BS: Pour nous, la transformation numérique constitue le point focal. Des entreprises suisses peuvent bénéficier de la concurrence numérique si elles l’abordent comme un moteur de durabilité. Cela implique des interfaces systémiques qui impactent la totalité de notre environnement. Même si la thématique est entrée dans le débat public au cours des dernières années, des efforts en matière de communication sont encore nécessaires.

AS: La SIA a notablement contribué à la révision de la LMP. La nouvelle mouture de cette loi est une chance pour les concepteur·rices, car le prix n’est plus l’argument décisif pour une adjudication.
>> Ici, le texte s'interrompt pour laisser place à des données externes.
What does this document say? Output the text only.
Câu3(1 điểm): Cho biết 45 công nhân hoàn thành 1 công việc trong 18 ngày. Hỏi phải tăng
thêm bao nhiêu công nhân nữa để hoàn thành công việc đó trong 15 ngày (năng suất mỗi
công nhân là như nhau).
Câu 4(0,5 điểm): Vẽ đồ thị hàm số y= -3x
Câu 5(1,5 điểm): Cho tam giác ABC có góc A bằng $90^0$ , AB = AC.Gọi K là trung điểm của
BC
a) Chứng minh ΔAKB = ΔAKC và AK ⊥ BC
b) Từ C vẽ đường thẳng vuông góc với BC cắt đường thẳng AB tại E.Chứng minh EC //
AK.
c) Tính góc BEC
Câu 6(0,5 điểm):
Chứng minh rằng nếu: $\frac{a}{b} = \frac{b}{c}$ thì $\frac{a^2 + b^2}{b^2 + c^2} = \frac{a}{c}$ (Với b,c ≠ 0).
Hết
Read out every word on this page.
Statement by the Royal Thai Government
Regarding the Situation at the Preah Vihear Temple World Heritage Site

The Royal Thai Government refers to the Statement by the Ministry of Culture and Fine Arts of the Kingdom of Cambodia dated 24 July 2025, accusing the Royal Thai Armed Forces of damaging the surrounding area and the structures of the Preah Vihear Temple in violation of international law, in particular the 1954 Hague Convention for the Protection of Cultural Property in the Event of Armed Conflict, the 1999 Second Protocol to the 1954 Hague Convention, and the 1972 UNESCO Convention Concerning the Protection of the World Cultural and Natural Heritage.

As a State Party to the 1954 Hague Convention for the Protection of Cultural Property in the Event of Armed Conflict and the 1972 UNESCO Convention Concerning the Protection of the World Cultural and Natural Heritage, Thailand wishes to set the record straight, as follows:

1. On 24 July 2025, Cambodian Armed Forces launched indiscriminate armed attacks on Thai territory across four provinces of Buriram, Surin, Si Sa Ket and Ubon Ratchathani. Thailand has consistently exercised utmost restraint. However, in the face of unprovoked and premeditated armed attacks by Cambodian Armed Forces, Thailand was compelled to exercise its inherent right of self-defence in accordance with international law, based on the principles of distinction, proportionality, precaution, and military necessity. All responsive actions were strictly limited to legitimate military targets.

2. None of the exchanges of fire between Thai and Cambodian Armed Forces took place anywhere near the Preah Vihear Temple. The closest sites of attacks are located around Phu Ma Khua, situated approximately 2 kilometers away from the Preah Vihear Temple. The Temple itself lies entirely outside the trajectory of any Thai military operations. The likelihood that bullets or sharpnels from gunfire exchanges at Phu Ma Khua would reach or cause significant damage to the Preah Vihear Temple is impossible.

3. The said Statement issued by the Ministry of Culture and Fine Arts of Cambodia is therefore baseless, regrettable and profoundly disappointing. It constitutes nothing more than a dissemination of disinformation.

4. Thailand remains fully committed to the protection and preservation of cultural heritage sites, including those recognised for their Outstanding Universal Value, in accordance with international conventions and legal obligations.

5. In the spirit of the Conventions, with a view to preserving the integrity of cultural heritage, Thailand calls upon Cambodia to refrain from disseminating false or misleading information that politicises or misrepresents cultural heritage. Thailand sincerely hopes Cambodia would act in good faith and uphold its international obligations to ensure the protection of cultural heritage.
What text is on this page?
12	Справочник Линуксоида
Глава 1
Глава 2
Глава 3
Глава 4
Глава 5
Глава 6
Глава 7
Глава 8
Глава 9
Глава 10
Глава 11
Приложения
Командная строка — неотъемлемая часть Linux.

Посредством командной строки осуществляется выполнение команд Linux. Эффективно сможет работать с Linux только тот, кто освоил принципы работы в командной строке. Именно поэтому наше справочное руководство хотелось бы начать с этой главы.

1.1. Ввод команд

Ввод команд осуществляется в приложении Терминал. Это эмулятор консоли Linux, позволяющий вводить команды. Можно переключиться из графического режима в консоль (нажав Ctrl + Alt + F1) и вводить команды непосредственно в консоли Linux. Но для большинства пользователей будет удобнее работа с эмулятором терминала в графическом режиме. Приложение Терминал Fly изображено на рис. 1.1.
La volonté existe désormais de rémunérer la recherche d’une solution de qualité.

Adrian Altenburger et Anna Suter, vous quitterez le Comité lors de la prochaine Assemblée des délégué·es et remettrez aussi vos présidences des conseils d’expert·es. Quels sont les meilleurs souvenirs que vous emporterez?

AA: En 2012, je me suis rendu à Tokyo avec une délégation nationale chapeautée par l’OFEN. Les événements de Fukushima ont fait bouger beaucoup de choses en matière de protection du climat. Dans ce contexte, je me suis senti privilégié d’avoir pu agir en qualité de président d’un conseil d’expert·es et de voir confirmée la reconnaissance du rôle ­essentiel de la SIA.

AS: La révision réussie de la LMP est l’événement phare en ce qui me concerne. Également en tant qu’architecte: elle est un bienfait pour notre profession.